No. 23 23XI Racing Toyota
IN: Bubba Wallace
OUT: New Team
All eyes will be on this new endeavor from Wallace, Michael Jordan, and Denny Hamlin. The debut vehicle will bear the famous numerals that Jordan wore during a majority of his NBA days. Championship figures from other sports have entered into NASCAR endeavors before and there have been more misses than hits. For every Joe Gibbs Racing, there are multiple Hall of Fame Racings (headed by former Dallas Cowboys champions Troy Aikman and Roger Staubach). But Jordan’s acumen and resources…not to mention Wallace’s skills that were quite respectable for his equipment over at Richard Petty Motorsports…should certainly set this team apart from other start-ups. The team has secured a charter from the aforementioned Germain.
No. 42 Chip Ganassi Racing Chevrolet
IN: Ross Chastain
OUT: Matt Kenseth
Kenseth was never meant to be a permanent solution in the No. 42 after Larson’s firing, and that was confirmed with Kenseth more or less announcing a third retirement, calling his full-time racing days “over” earlier this week. Chastain was a strong, veteran solution with strong postings with equipment that wasn’t always the best at both the Xfinity and Truck levels. He made a three-race cameo in Ganassi’s Xfinity program (ironically also driving a car number 42) back in 2018, winning a visit to Las Vegas.
No. 43 Richard Petty Motorsports Chevrolet
IN: Erik Jones
OUT: Bubba Wallace
Jones will take over the seat that Wallace left behind at RPM. Despite being dealt his walking papers from Gibbs, Jones, the 2015 Truck Series champion, managing to score four finishes in the top five over the ten playoff races. He has two wins at the Cup level, the last being the 2019 Darlington race. RPM is seeking their first win since 2014, when Aric Almirola drove the iconic No. 43 to victory lane.
No. 48 Hendrick Motorsports Chevrolet
IN: Alex Bowman
OUT: Jimmie Johnson
For months, the 2021 status of the iconic No. 48 was in question with the retirement of seven-time Cup champion Johnson looming large over the entire season. Hendrick went in-house for the succession, calling up Bowman, the former bearer of the No. 88. Bowman made a strong case to take over Johnson’s seat with his strongest season to date. He finished a career-best sixth in the final standings and finished no worse than 16th over the final dozen races of the year, a stretch that included nine postings in the top ten.
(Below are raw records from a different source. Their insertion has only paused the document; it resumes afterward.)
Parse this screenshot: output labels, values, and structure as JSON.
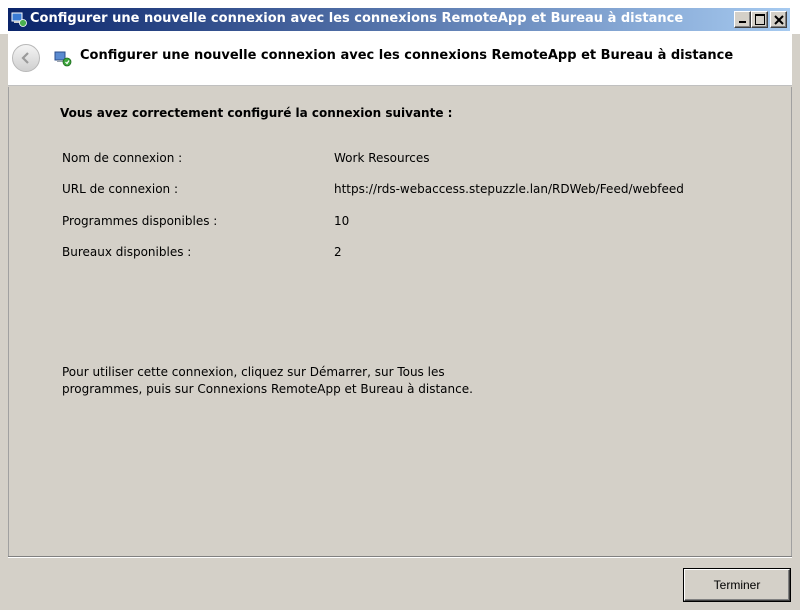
{
  "window": {
    "title": "Configurer une nouvelle connexion avec les connexions RemoteApp et Bureau à distance"
  },
  "header": {
    "title": "Configurer une nouvelle connexion avec les connexions RemoteApp et Bureau à distance",
    "icon": "remoteapp-connection-icon"
  },
  "content": {
    "heading": "Vous avez correctement configuré la connexion suivante :",
    "rows": [
      {
        "label": "Nom de connexion :",
        "value": "Work Resources"
      },
      {
        "label": "URL de connexion :",
        "value": "https://rds-webaccess.stepuzzle.lan/RDWeb/Feed/webfeed"
      },
      {
        "label": "Programmes disponibles :",
        "value": "10"
      },
      {
        "label": "Bureaux disponibles :",
        "value": "2"
      }
    ],
    "instructions": "Pour utiliser cette connexion, cliquez sur Démarrer, sur Tous les programmes, puis sur Connexions RemoteApp et Bureau à distance."
  },
  "footer": {
    "finish_label": "Terminer"
  },
  "colors": {
    "title_bar_start": "#0a246a",
    "title_bar_end": "#a6caf0",
    "window_face": "#d4d0c8"
  }
}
No. 78 Live Fast Motorsports Ford
IN: BJ McLeod
OUT: New Team
McLeod will serve as the has entered into a new team endeavor with Matt Tifft, who returns to NASCAR after a seizure indefinitely ended his racing career in 2018. The team has obtained its charger from Go Fas Racing, whose No. 32 will be reduced to a part-time schedule next year. McLeod has run his vehicles at several NASCAR levels since 2016.
No. 95 Leavine Family Racing Toyota
IN: Team folding
OUT: Christopher Bell
A technical alliance with Joe Gibbs and a strong performance from Bell (his 20th-place in the standings being the best in team history) wasn’t enough to save LFR. Previous drivers of the No. 95 include Kasey Kahne and Matt DiBenedetto. LFR’s assets have since been sold to Spire Motorsports, which is seeing an expanded role in the Cup for 2021 (their full plans have yet to be announced).
No. 99 Trackhouse Chevrolet
IN: Daniel Suarez
OUT: New Team
Suarez, the 2016 Xfinity Series champion and formerly of both Gibbs and Stewart-Haas, joins with this new team after a year with the No. 96 of Gaunt Brothers Racing (whose 2021 plans have yet to be revealed). The endeavor is headed by former road course ringer and current racing businessman Josh Wise and former Dale Earnhardt Inc. executive Ty Norris.